Şehitlerin mirası, terörsüz Türkiye’nin inşası
- GİRİŞ08.07.2025 08:38
- GÜNCELLEME09.07.2025 08:38
6 Temmuz 2025 sabahı, Pençe-Kilit Harekât bölgesinde görevli Mehmetçiklerden 12’si, 2022 yılında aynı bölgede şehit olan Üsteğmen Nuri Melih Bozkurt’un naaşını ararken mağara içerisinde metan gazına maruz kalarak şehit düştü.
Türk milleti için şehitlik sıradan bir kayıp değildir. Tarih boyunca, bir vatan parçasını yurt kılmak ile onu korumak arasında kanla çizilen o kutsal çizgide hep şehitler durmuştur. Fakat bu kez bu acının kalbinde başka bir sorumluluk yatmaktadır: Aynı bölgede, aynı amaçla, bir başka şehidimizin aziz naaşını ararken, 12 vatan evladını daha toprağa vermek; bize artık yalnızca mücadele değil, muhasebe zorunluluğu da dayatmaktadır.
Bu hadise, sadece geçmişin acılarını değil, geleceğin güvenlik mimarisini de şekillendirecek niteliktedir. Türkiye’nin 40 yılı aşkın süredir mücadele ettiği terör belasına karşı hem stratejik hem de ideolojik olarak üstünlük sağladığı bir eşiğe işaret etmektedir. PKK’nın silah bırakma sürecine girmesiyle birlikte doğan bu tarihî fırsat, sadece bir güvenlik başarısı değil; aynı zamanda devletin, milletin ve ordunun birlikte yeni bir barış düzeni inşa etme sorumluluğunu da beraberinde getirmiştir.

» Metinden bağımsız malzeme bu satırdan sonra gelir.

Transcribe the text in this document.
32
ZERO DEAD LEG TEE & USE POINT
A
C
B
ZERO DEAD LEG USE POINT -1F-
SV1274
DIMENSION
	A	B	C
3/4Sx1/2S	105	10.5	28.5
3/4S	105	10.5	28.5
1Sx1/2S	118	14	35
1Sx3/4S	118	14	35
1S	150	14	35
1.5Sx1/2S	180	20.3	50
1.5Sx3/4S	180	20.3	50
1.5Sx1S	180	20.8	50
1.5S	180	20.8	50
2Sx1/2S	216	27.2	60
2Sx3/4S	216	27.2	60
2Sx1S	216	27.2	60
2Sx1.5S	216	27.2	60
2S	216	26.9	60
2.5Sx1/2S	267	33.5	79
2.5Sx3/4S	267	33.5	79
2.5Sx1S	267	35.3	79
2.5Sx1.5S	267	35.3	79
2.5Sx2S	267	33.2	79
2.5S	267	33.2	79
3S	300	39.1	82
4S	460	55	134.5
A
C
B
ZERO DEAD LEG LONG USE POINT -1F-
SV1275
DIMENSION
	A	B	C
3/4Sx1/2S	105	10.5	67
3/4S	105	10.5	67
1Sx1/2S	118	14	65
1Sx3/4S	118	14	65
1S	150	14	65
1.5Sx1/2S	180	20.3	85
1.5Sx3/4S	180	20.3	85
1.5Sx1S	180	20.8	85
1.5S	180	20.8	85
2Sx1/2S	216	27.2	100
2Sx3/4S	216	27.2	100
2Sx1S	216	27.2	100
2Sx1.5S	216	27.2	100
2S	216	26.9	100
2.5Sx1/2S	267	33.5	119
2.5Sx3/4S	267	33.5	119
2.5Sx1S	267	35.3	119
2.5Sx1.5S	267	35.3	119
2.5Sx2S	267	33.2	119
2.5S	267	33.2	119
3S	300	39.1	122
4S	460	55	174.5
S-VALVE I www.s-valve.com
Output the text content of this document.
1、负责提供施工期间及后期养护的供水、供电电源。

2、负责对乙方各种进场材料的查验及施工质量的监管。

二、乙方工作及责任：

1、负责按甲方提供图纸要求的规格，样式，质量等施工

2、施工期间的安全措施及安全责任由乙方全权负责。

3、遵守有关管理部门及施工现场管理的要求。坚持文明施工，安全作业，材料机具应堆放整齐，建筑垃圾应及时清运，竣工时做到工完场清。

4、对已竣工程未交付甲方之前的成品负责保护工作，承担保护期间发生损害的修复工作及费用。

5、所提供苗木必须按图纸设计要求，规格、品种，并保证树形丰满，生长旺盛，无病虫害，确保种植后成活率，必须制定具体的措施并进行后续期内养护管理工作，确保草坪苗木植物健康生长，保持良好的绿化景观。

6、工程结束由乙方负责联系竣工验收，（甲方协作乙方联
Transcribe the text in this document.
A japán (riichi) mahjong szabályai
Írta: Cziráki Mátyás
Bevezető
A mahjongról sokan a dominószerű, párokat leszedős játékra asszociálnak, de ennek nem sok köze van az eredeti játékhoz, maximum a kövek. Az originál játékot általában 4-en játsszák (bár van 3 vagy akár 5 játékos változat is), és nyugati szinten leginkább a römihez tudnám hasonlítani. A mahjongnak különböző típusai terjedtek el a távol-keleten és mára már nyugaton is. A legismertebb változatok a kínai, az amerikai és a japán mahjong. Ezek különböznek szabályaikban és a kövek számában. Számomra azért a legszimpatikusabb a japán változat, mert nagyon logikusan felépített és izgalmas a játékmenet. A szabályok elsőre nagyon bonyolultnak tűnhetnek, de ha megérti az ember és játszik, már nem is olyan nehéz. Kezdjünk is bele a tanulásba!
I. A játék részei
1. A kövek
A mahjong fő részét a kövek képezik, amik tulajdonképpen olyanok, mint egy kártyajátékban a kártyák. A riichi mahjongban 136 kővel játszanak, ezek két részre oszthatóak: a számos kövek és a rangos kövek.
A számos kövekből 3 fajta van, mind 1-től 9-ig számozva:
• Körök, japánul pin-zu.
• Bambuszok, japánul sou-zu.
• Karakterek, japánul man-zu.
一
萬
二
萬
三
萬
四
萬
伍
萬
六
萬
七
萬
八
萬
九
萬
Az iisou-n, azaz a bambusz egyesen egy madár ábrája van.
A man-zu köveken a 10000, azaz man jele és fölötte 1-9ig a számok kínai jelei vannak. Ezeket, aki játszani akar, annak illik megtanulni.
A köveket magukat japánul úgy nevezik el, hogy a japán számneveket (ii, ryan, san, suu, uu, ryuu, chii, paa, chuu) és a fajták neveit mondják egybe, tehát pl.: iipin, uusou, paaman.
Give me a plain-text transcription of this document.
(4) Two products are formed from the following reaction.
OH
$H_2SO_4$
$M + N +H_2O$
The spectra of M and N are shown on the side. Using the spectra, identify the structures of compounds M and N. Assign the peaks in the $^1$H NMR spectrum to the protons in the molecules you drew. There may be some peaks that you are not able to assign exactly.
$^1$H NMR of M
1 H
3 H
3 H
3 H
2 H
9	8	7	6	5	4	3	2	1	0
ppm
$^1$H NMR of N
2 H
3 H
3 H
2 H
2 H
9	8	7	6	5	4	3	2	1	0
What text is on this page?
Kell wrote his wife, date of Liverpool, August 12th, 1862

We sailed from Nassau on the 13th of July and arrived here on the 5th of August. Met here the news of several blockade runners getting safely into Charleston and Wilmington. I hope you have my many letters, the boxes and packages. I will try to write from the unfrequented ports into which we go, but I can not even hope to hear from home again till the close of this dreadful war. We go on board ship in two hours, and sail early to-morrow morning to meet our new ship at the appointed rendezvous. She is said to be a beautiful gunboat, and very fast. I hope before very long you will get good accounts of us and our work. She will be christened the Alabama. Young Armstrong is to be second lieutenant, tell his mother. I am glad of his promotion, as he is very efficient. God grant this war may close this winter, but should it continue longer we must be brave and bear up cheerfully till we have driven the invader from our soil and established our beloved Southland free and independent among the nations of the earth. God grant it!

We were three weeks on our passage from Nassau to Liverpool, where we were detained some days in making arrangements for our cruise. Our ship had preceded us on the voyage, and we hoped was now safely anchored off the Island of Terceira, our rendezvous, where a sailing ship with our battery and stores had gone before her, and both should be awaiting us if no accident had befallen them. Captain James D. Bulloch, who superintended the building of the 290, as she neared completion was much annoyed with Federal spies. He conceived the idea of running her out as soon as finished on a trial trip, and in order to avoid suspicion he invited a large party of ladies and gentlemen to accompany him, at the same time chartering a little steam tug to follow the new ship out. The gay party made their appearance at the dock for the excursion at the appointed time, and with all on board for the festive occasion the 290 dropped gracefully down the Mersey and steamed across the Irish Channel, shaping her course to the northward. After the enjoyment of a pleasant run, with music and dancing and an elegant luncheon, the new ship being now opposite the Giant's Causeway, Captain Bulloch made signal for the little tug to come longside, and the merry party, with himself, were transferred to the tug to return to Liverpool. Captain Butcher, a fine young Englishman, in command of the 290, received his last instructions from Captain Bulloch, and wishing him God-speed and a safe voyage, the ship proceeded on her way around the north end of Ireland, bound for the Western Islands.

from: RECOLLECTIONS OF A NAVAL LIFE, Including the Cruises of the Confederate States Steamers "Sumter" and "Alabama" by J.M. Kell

Sahadaki Gerçeklik: Mağaralar, Gaz ve Operasyonel Risk
Türkiye’nin teröre karşı yürüttüğü mücadele, yalnızca düşman unsurlarla değil; doğanın, coğrafyanın ve zamanın da zorlayıcı unsurlarıyla eş zamanlı bir savaşı temsil eder. Pençe-Kilit Harekât bölgesi olarak bilinen Irak’ın kuzeyindeki dağlık sahalar, terör örgütü PKK’nın yıllardır sığındığı, örgütsel yapısını ve silahlı varlığını tahkim ettiği zorlu arazi koşullarını barındırmaktadır. Bu alanlar, yalnızca taktiksel olarak avantajlı değil, aynı zamanda teknik olarak son derece tehlikelidir.
Şehitlerimizin can verdiği mağara, yalnızca bir doğa oluşumu değil; aynı zamanda terör örgütünün hem saklanma hem de çatışma anında tahkimat sağlama amacıyla kullandığı yapay olarak genişletilmiş ve tuzaklarla donatılmış bir savaş mekânıdır. 2022 yılında aynı bölgede şehit düşen Üsteğmen Nuri Melih Bozkurt’un naaşını ararken girilen bu mağaranın, o dönem PKK tarafından sözde bir “saha hastanesi” olarak kullanıldığı, örgüt içi belgelerden ve teknik keşiflerden bilinmektedir. Bu durum, yalnızca terörle mücadele açısından değil, sahada hâlâ süregelen risklerin boyutunu ortaya koyması açısından da kritiktir.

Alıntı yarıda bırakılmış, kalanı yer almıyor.